Family Fun Saturdays from 10 a.m. to noon at Longfellow House and the Washington’s Headquarters National Historic Site, 105 Brattle St., West Cambridge. Free. This kid- and family-focused event (which takes place every week) starts with story time with a ranger, includes a tour of the historic house and always has some kind of interactive activity toward the end. Information is here.

Old Powder House tours from 10 a.m. to noon at Nathan Tufts/Powderhouse Park, College Avenue and Broadway, Somerville. You may have passed by the powder house hundreds of times over the years, but the Somerville Historic Preservation Commission offers a chance to get inside and hear a historic narrative of the site. Information is here.

“Joe the Salamander” launch reading at 4 p.m. at The Center for Arts at the Armory, 191 Highland Ave., Somerville. Free. Timothy Gager, who ran the monthly Dire Literary Series for 18 years before wrapping it up in October 2018, returns with a novel that sends an autistic child into the catastrophe of the 9/11 terrorist attacks. (If that sounds like a bummer, rest assured that autism expert Carol Gillis calls the novel “uplifting and heartfelt.”) Gager will be in conversation with Doug Holder of the Ibbetson Street Press, with special guests Charles Coe and Ploughshares founder Dewitt Henry. Information is here.

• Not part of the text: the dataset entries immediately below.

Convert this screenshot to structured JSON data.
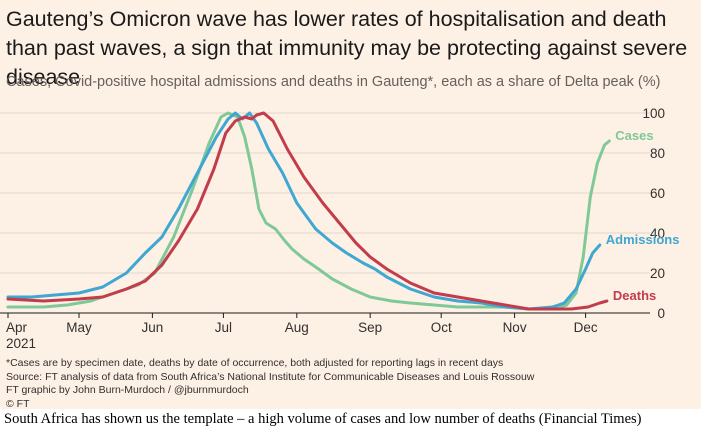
{
  "title": "Gauteng’s Omicron wave has lower rates of hospitalisation and death than past waves, a sign that immunity may be protecting against severe disease",
  "subtitle": "Cases, Covid-positive hospital admissions and deaths in Gauteng*, each as a share of Delta peak (%)",
  "footnote": "*Cases are by specimen date, deaths by date of occurrence, both adjusted for reporting lags in recent days",
  "source": "Source: FT analysis of data from South Africa’s National Institute for Communicable Diseases and Louis Rossouw",
  "credit": "FT graphic by John Burn-Murdoch / @jburnmurdoch",
  "copyright": "© FT",
  "caption": "South Africa has shown us the template – a high volume of cases and low number of deaths (Financial Times)",
  "chart_data": {
    "type": "line",
    "x_unit": "days since 1 Apr 2021",
    "xticks": [
      {
        "x": 0,
        "label": "Apr"
      },
      {
        "x": 30,
        "label": "May"
      },
      {
        "x": 61,
        "label": "Jun"
      },
      {
        "x": 91,
        "label": "Jul"
      },
      {
        "x": 122,
        "label": "Aug"
      },
      {
        "x": 153,
        "label": "Sep"
      },
      {
        "x": 183,
        "label": "Oct"
      },
      {
        "x": 214,
        "label": "Nov"
      },
      {
        "x": 244,
        "label": "Dec"
      }
    ],
    "year_label": "2021",
    "xlim": [
      0,
      256
    ],
    "ylim": [
      0,
      100
    ],
    "yticks": [
      0,
      20,
      40,
      60,
      80,
      100
    ],
    "grid": true,
    "legend": "direct labels at line ends",
    "series": [
      {
        "name": "Cases",
        "color": "#7fc998",
        "points": [
          [
            0,
            3
          ],
          [
            15,
            3
          ],
          [
            25,
            4
          ],
          [
            35,
            6
          ],
          [
            45,
            10
          ],
          [
            55,
            14
          ],
          [
            62,
            20
          ],
          [
            70,
            38
          ],
          [
            78,
            62
          ],
          [
            85,
            85
          ],
          [
            90,
            98
          ],
          [
            93,
            100
          ],
          [
            97,
            98
          ],
          [
            100,
            88
          ],
          [
            103,
            72
          ],
          [
            106,
            52
          ],
          [
            109,
            45
          ],
          [
            113,
            42
          ],
          [
            117,
            36
          ],
          [
            120,
            32
          ],
          [
            125,
            27
          ],
          [
            130,
            23
          ],
          [
            137,
            17
          ],
          [
            145,
            12
          ],
          [
            153,
            8
          ],
          [
            162,
            6
          ],
          [
            170,
            5
          ],
          [
            180,
            4
          ],
          [
            190,
            3
          ],
          [
            200,
            3
          ],
          [
            210,
            3
          ],
          [
            220,
            2
          ],
          [
            230,
            2
          ],
          [
            236,
            4
          ],
          [
            240,
            10
          ],
          [
            243,
            28
          ],
          [
            246,
            58
          ],
          [
            249,
            75
          ],
          [
            252,
            84
          ],
          [
            254,
            86
          ]
        ]
      },
      {
        "name": "Admissions",
        "color": "#3fa7d2",
        "points": [
          [
            0,
            8
          ],
          [
            10,
            8
          ],
          [
            20,
            9
          ],
          [
            30,
            10
          ],
          [
            40,
            13
          ],
          [
            50,
            20
          ],
          [
            58,
            30
          ],
          [
            65,
            38
          ],
          [
            72,
            52
          ],
          [
            80,
            70
          ],
          [
            88,
            88
          ],
          [
            93,
            97
          ],
          [
            96,
            100
          ],
          [
            99,
            97
          ],
          [
            102,
            100
          ],
          [
            105,
            95
          ],
          [
            110,
            82
          ],
          [
            116,
            70
          ],
          [
            122,
            55
          ],
          [
            130,
            42
          ],
          [
            137,
            35
          ],
          [
            143,
            30
          ],
          [
            150,
            25
          ],
          [
            155,
            22
          ],
          [
            160,
            18
          ],
          [
            170,
            12
          ],
          [
            180,
            8
          ],
          [
            190,
            6
          ],
          [
            200,
            5
          ],
          [
            210,
            3
          ],
          [
            220,
            2
          ],
          [
            230,
            3
          ],
          [
            235,
            5
          ],
          [
            240,
            12
          ],
          [
            244,
            22
          ],
          [
            247,
            30
          ],
          [
            250,
            34
          ]
        ]
      },
      {
        "name": "Deaths",
        "color": "#c33c4b",
        "points": [
          [
            0,
            7
          ],
          [
            15,
            6
          ],
          [
            30,
            7
          ],
          [
            40,
            8
          ],
          [
            50,
            12
          ],
          [
            58,
            16
          ],
          [
            65,
            24
          ],
          [
            72,
            36
          ],
          [
            80,
            52
          ],
          [
            87,
            72
          ],
          [
            92,
            90
          ],
          [
            96,
            96
          ],
          [
            100,
            98
          ],
          [
            103,
            97
          ],
          [
            105,
            99
          ],
          [
            108,
            100
          ],
          [
            112,
            96
          ],
          [
            118,
            82
          ],
          [
            125,
            68
          ],
          [
            133,
            55
          ],
          [
            140,
            45
          ],
          [
            147,
            35
          ],
          [
            153,
            28
          ],
          [
            160,
            22
          ],
          [
            170,
            15
          ],
          [
            180,
            10
          ],
          [
            190,
            8
          ],
          [
            200,
            6
          ],
          [
            210,
            4
          ],
          [
            220,
            2
          ],
          [
            230,
            2
          ],
          [
            238,
            2
          ],
          [
            245,
            3
          ],
          [
            250,
            5
          ],
          [
            253,
            6
          ]
        ]
      }
    ]
  }
}
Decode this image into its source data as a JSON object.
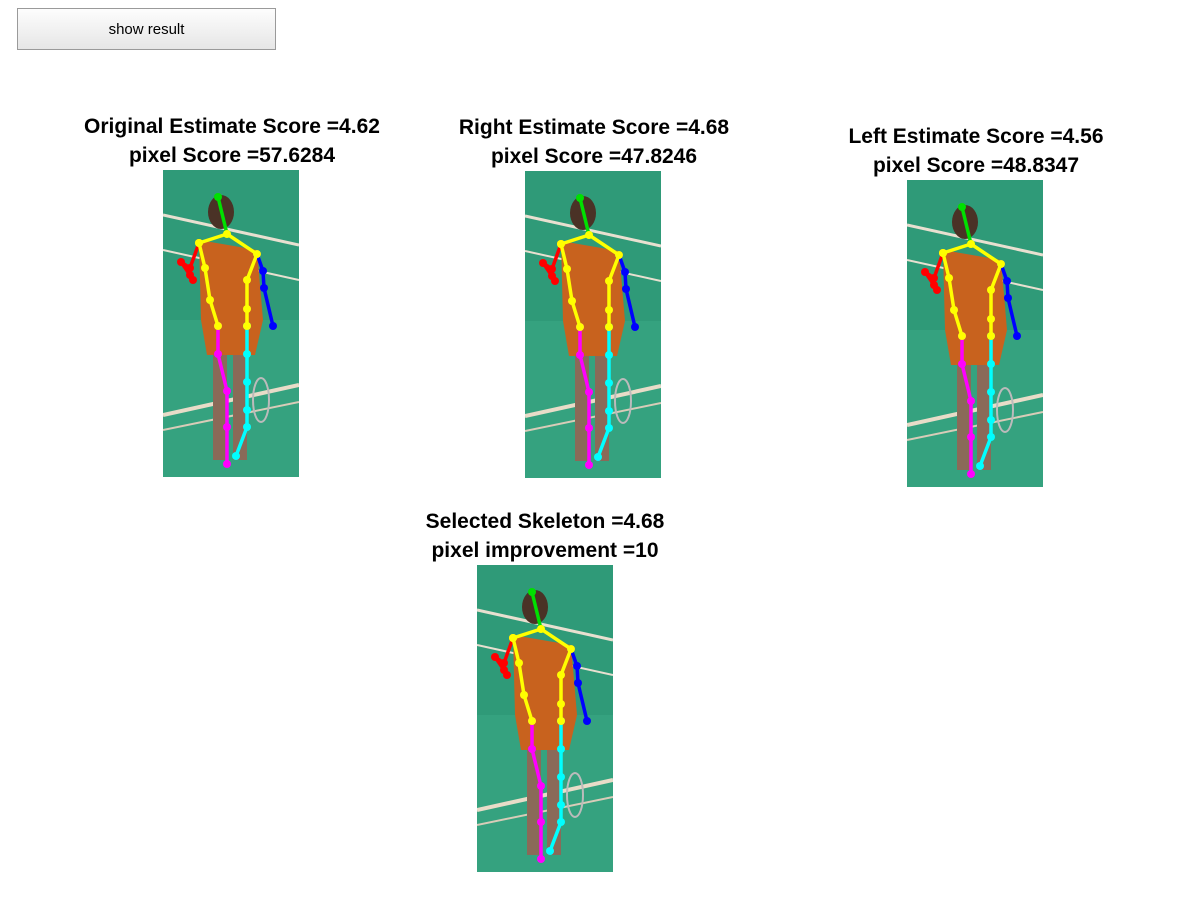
{
  "toolbar": {
    "show_result_label": "show result"
  },
  "panels": [
    {
      "id": "original",
      "title": "Original Estimate Score =4.62",
      "subtitle": "pixel Score =57.6284"
    },
    {
      "id": "right",
      "title": "Right Estimate Score =4.68",
      "subtitle": "pixel Score =47.8246"
    },
    {
      "id": "left",
      "title": "Left Estimate Score =4.56",
      "subtitle": "pixel Score =48.8347"
    },
    {
      "id": "selected",
      "title": "Selected Skeleton =4.68",
      "subtitle": "pixel improvement =10"
    }
  ],
  "skeleton_colors": {
    "head": "#00e000",
    "torso": "#ffff00",
    "right_arm": "#ff0000",
    "left_arm": "#0000ff",
    "right_leg": "#ff00ff",
    "left_leg": "#00ffff"
  }
}
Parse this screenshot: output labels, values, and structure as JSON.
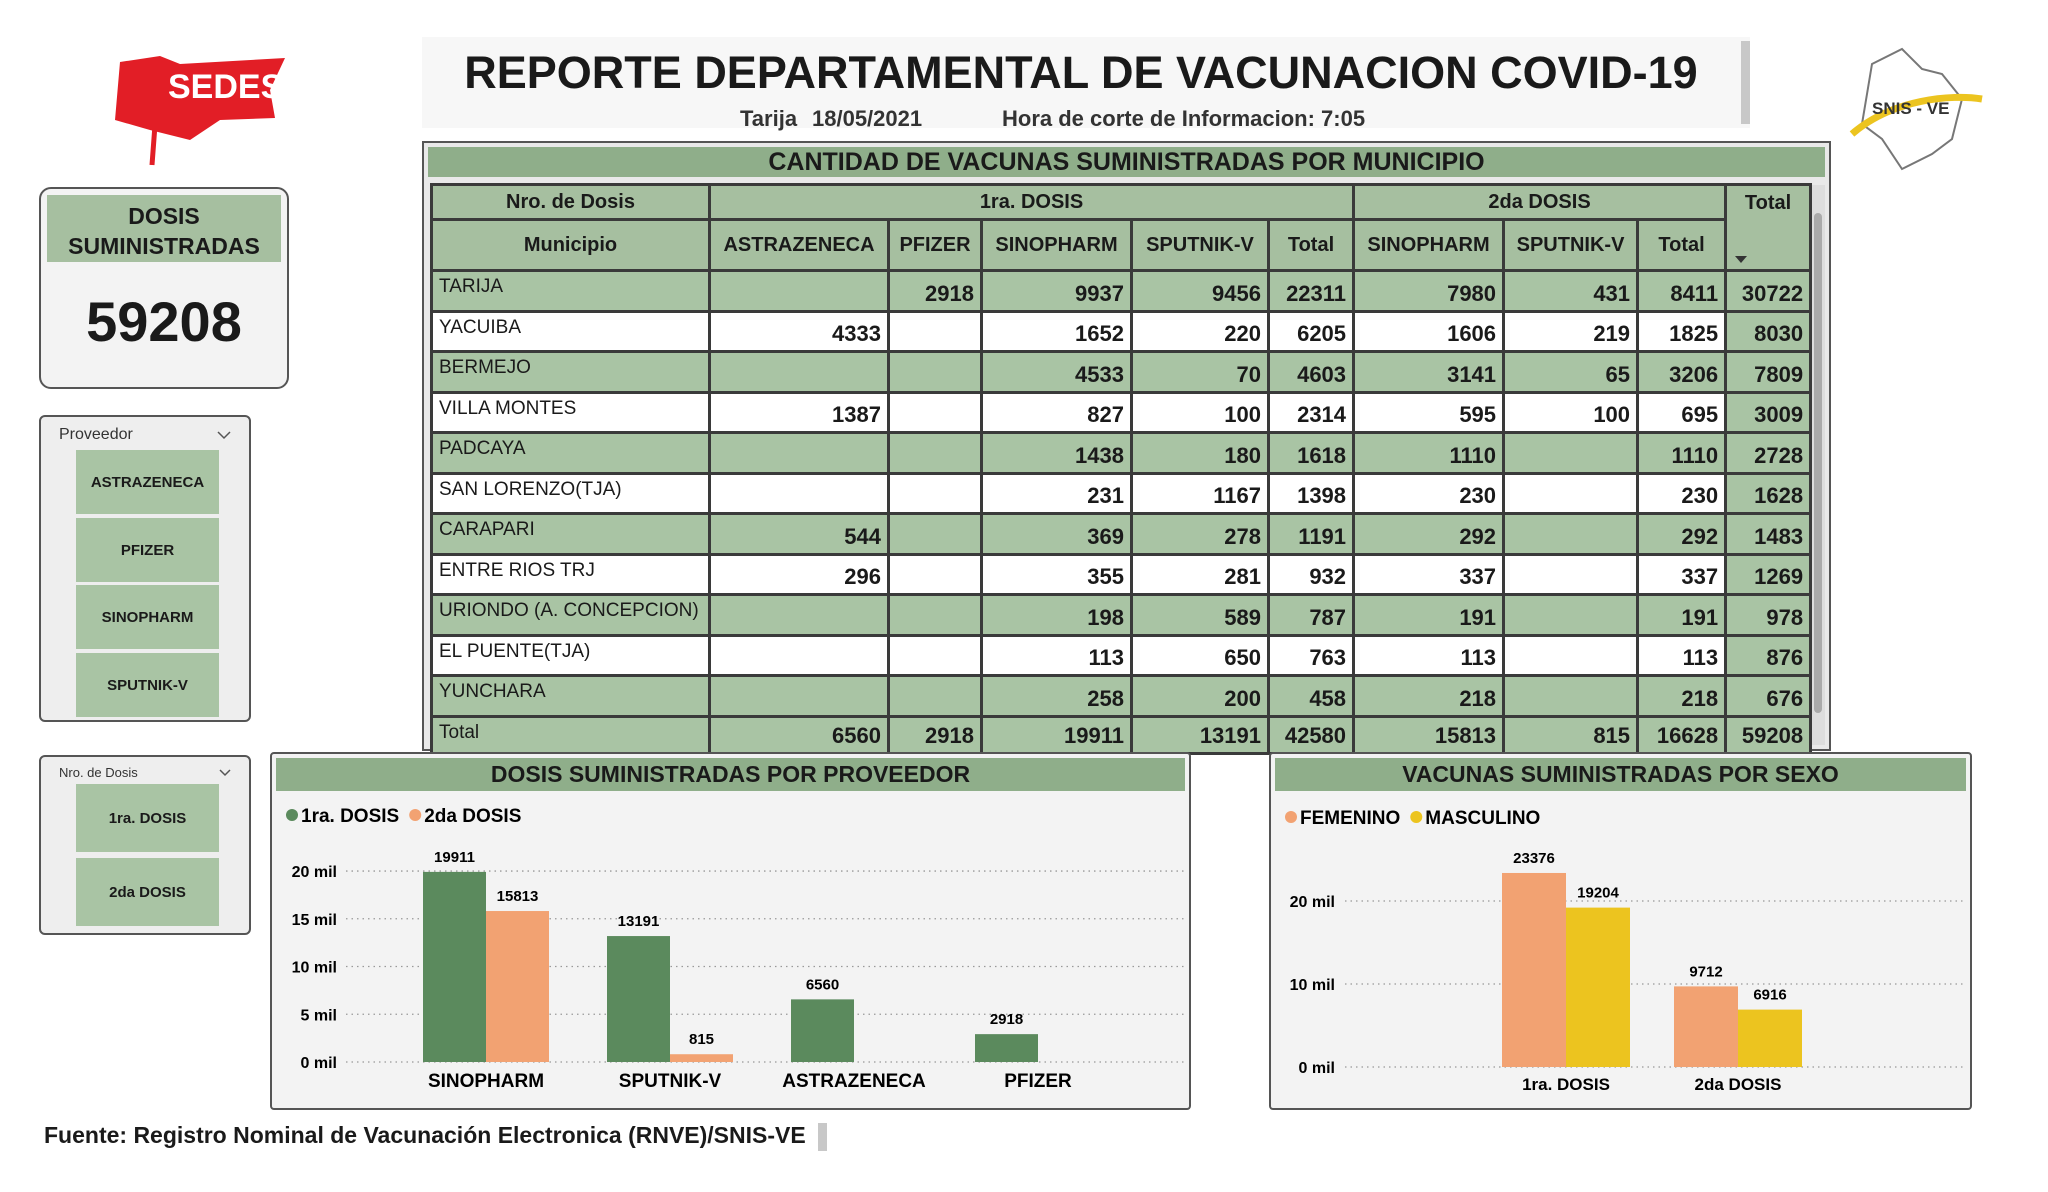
{
  "header": {
    "title": "REPORTE DEPARTAMENTAL DE VACUNACION COVID-19",
    "location": "Tarija",
    "date": "18/05/2021",
    "cutoff": "Hora de corte de Informacion: 7:05"
  },
  "logos": {
    "left": "SEDES",
    "right": "SNIS - VE"
  },
  "kpi": {
    "title": "DOSIS SUMINISTRADAS",
    "value": 59208
  },
  "slicers": [
    {
      "title": "Proveedor",
      "items": [
        "ASTRAZENECA",
        "PFIZER",
        "SINOPHARM",
        "SPUTNIK-V"
      ]
    },
    {
      "title": "Nro. de Dosis",
      "items": [
        "1ra. DOSIS",
        "2da DOSIS"
      ]
    }
  ],
  "table": {
    "title": "CANTIDAD DE VACUNAS SUMINISTRADAS POR MUNICIPIO",
    "group_header": [
      "Nro. de Dosis",
      "1ra. DOSIS",
      "2da DOSIS",
      "Total"
    ],
    "columns": [
      "Municipio",
      "ASTRAZENECA",
      "PFIZER",
      "SINOPHARM",
      "SPUTNIK-V",
      "Total",
      "SINOPHARM",
      "SPUTNIK-V",
      "Total"
    ],
    "rows": [
      [
        "TARIJA",
        null,
        2918,
        9937,
        9456,
        22311,
        7980,
        431,
        8411,
        30722
      ],
      [
        "YACUIBA",
        4333,
        null,
        1652,
        220,
        6205,
        1606,
        219,
        1825,
        8030
      ],
      [
        "BERMEJO",
        null,
        null,
        4533,
        70,
        4603,
        3141,
        65,
        3206,
        7809
      ],
      [
        "VILLA MONTES",
        1387,
        null,
        827,
        100,
        2314,
        595,
        100,
        695,
        3009
      ],
      [
        "PADCAYA",
        null,
        null,
        1438,
        180,
        1618,
        1110,
        null,
        1110,
        2728
      ],
      [
        "SAN LORENZO(TJA)",
        null,
        null,
        231,
        1167,
        1398,
        230,
        null,
        230,
        1628
      ],
      [
        "CARAPARI",
        544,
        null,
        369,
        278,
        1191,
        292,
        null,
        292,
        1483
      ],
      [
        "ENTRE RIOS TRJ",
        296,
        null,
        355,
        281,
        932,
        337,
        null,
        337,
        1269
      ],
      [
        "URIONDO (A. CONCEPCION)",
        null,
        null,
        198,
        589,
        787,
        191,
        null,
        191,
        978
      ],
      [
        "EL PUENTE(TJA)",
        null,
        null,
        113,
        650,
        763,
        113,
        null,
        113,
        876
      ],
      [
        "YUNCHARA",
        null,
        null,
        258,
        200,
        458,
        218,
        null,
        218,
        676
      ],
      [
        "Total",
        6560,
        2918,
        19911,
        13191,
        42580,
        15813,
        815,
        16628,
        59208
      ]
    ]
  },
  "chart_data": [
    {
      "type": "bar",
      "title": "DOSIS SUMINISTRADAS POR PROVEEDOR",
      "categories": [
        "SINOPHARM",
        "SPUTNIK-V",
        "ASTRAZENECA",
        "PFIZER"
      ],
      "series": [
        {
          "name": "1ra. DOSIS",
          "color": "#5b8a5d",
          "values": [
            19911,
            13191,
            6560,
            2918
          ]
        },
        {
          "name": "2da DOSIS",
          "color": "#f2a272",
          "values": [
            15813,
            815,
            null,
            null
          ]
        }
      ],
      "ylim": [
        0,
        21000
      ],
      "yticks": [
        {
          "value": 0,
          "label": "0 mil"
        },
        {
          "value": 5000,
          "label": "5 mil"
        },
        {
          "value": 10000,
          "label": "10 mil"
        },
        {
          "value": 15000,
          "label": "15 mil"
        },
        {
          "value": 20000,
          "label": "20 mil"
        }
      ],
      "grid": true,
      "legend": "top-left"
    },
    {
      "type": "bar",
      "title": "VACUNAS SUMINISTRADAS POR SEXO",
      "categories": [
        "1ra. DOSIS",
        "2da DOSIS"
      ],
      "series": [
        {
          "name": "FEMENINO",
          "color": "#f2a272",
          "values": [
            23376,
            9712
          ]
        },
        {
          "name": "MASCULINO",
          "color": "#ecc41f",
          "values": [
            19204,
            6916
          ]
        }
      ],
      "ylim": [
        0,
        25000
      ],
      "yticks": [
        {
          "value": 0,
          "label": "0 mil"
        },
        {
          "value": 10000,
          "label": "10 mil"
        },
        {
          "value": 20000,
          "label": "20 mil"
        }
      ],
      "grid": true,
      "legend": "top-left"
    }
  ],
  "footer": {
    "source": "Fuente: Registro Nominal de Vacunación Electronica (RNVE)/SNIS-VE"
  }
}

The Asian American Playwright Collective Playfest 5 continues from 5 to 7 p.m. at Starlight Square, 84 Bishop Allen Drive, Central Square. Free. Information is here.


Sunday

A scene from “Yellow Bird Chase.” (Photo: Liars & Believers)

“Yellow Bird Chase” from 1 to 3 p.m. at Starlight Square, 84 Bishop Allen Drive, Central Square. Free. A clownish maintenance crew finds a magical bird, leading to a mad chase over land and sea and through the air in battles with pirates and monsters in this imaginative, family-friendly theater piece by the Liars & Believers troupe. Information is here. (Update on July 22, 2022: This performance was canceled due to expected extreme heat.)